# You can embed a keycard chip in your hand to start your car!



## Ken Voss (Feb 2, 2017)

Want to embed your model 3 keycard chip in your hand? No neither do I but the concept is interesting, check this out https://www.theverge.com/2019/8/12/...dd-video-watch-body-hacking-body-modification


----------



## FRC (Aug 4, 2018)

No shortage of idiots...


----------



## orekart (Nov 15, 2018)

FRC said:


> No shortage of idiots...


Brilliant, really. Note FTA this is implanting the RFID circuit from a dissolved Tesla Keyflop. There is nothing new here for those wanting to roll their own RFID auth in an implant or wearable. I considered an RFID implant for Model 3 auth but would insist on a well-understood module that could be programmed to do the job.
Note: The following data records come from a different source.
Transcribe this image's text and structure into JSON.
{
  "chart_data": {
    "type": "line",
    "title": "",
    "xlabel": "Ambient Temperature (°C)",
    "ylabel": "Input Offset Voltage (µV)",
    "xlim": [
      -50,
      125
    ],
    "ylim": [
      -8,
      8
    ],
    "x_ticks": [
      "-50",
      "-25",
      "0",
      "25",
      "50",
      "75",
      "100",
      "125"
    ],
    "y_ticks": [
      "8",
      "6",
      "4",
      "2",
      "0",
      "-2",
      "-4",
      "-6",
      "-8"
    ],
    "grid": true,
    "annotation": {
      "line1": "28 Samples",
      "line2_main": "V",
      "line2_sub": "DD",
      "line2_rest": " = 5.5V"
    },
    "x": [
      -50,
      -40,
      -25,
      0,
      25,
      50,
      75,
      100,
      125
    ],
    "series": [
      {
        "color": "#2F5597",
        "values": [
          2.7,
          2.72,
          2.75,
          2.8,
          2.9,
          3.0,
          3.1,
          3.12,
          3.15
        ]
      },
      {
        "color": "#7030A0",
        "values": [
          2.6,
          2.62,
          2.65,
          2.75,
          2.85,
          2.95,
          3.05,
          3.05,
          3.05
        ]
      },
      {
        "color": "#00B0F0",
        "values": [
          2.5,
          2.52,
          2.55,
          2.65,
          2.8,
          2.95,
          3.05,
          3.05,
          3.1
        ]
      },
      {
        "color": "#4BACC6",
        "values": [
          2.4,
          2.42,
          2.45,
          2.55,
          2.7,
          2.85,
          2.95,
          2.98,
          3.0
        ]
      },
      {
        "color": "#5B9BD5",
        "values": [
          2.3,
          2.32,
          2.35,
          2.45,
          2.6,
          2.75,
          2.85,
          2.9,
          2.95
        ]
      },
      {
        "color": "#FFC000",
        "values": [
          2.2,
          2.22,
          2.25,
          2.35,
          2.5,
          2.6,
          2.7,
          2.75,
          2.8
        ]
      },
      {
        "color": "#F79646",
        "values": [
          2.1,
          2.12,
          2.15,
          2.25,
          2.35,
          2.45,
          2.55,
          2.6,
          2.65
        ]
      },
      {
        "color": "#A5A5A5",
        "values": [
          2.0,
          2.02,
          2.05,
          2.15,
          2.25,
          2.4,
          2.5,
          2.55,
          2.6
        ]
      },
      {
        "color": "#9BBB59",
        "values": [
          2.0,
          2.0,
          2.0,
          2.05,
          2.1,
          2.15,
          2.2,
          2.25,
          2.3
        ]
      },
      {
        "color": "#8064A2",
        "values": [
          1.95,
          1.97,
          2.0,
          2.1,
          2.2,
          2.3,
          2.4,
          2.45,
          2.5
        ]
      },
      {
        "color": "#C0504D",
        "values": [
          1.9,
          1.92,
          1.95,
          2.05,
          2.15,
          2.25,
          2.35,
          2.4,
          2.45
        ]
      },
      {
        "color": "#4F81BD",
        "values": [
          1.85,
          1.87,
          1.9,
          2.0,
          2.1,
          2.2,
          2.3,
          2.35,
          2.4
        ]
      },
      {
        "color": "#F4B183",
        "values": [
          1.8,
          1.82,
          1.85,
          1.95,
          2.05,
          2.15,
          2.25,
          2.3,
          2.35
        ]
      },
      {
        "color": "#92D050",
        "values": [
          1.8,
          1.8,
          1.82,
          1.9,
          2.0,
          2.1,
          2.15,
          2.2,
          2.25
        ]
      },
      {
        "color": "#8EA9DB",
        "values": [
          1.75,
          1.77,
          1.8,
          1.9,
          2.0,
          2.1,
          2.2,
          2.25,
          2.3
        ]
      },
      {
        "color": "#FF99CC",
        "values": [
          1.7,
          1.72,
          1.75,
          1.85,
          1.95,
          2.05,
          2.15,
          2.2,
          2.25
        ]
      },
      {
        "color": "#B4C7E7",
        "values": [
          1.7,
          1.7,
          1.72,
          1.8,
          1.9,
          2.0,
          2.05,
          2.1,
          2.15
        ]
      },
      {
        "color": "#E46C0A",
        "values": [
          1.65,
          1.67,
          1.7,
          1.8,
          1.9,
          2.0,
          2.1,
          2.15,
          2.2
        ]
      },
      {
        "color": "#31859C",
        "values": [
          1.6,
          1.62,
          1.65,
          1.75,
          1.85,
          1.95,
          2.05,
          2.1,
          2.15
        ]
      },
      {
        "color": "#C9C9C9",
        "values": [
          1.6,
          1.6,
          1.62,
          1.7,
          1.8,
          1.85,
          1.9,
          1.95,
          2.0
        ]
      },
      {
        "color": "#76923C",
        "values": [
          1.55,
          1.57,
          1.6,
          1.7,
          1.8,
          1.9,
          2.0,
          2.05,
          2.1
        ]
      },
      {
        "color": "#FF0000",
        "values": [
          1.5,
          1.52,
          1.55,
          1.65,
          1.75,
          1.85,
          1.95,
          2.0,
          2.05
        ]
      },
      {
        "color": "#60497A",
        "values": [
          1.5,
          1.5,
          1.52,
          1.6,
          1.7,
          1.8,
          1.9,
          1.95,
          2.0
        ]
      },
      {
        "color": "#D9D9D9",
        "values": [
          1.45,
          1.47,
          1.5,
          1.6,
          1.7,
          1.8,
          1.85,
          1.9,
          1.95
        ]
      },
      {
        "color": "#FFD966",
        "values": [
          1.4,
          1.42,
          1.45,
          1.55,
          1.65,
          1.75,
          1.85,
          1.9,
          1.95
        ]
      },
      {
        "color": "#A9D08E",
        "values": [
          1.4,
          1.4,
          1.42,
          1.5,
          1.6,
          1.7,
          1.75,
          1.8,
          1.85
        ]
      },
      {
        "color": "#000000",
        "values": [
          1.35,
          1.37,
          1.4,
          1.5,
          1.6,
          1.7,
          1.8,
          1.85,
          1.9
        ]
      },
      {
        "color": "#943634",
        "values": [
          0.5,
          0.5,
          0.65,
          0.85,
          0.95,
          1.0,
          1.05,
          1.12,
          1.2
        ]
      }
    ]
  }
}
Dissolving a keyflop is a pretty extreme implant for supporting only one authentication target.


----------



## Rob59 (Mar 31, 2019)

Yes, you can. But then, you can also jump off the nearest high building. I will be doing neither.


----------



## Klaus-rf (Mar 6, 2019)

She has green hair.


----------



## Dr. J (Sep 1, 2017)

Klaus-rf said:


> She has green hair.


NTTATWWT


----------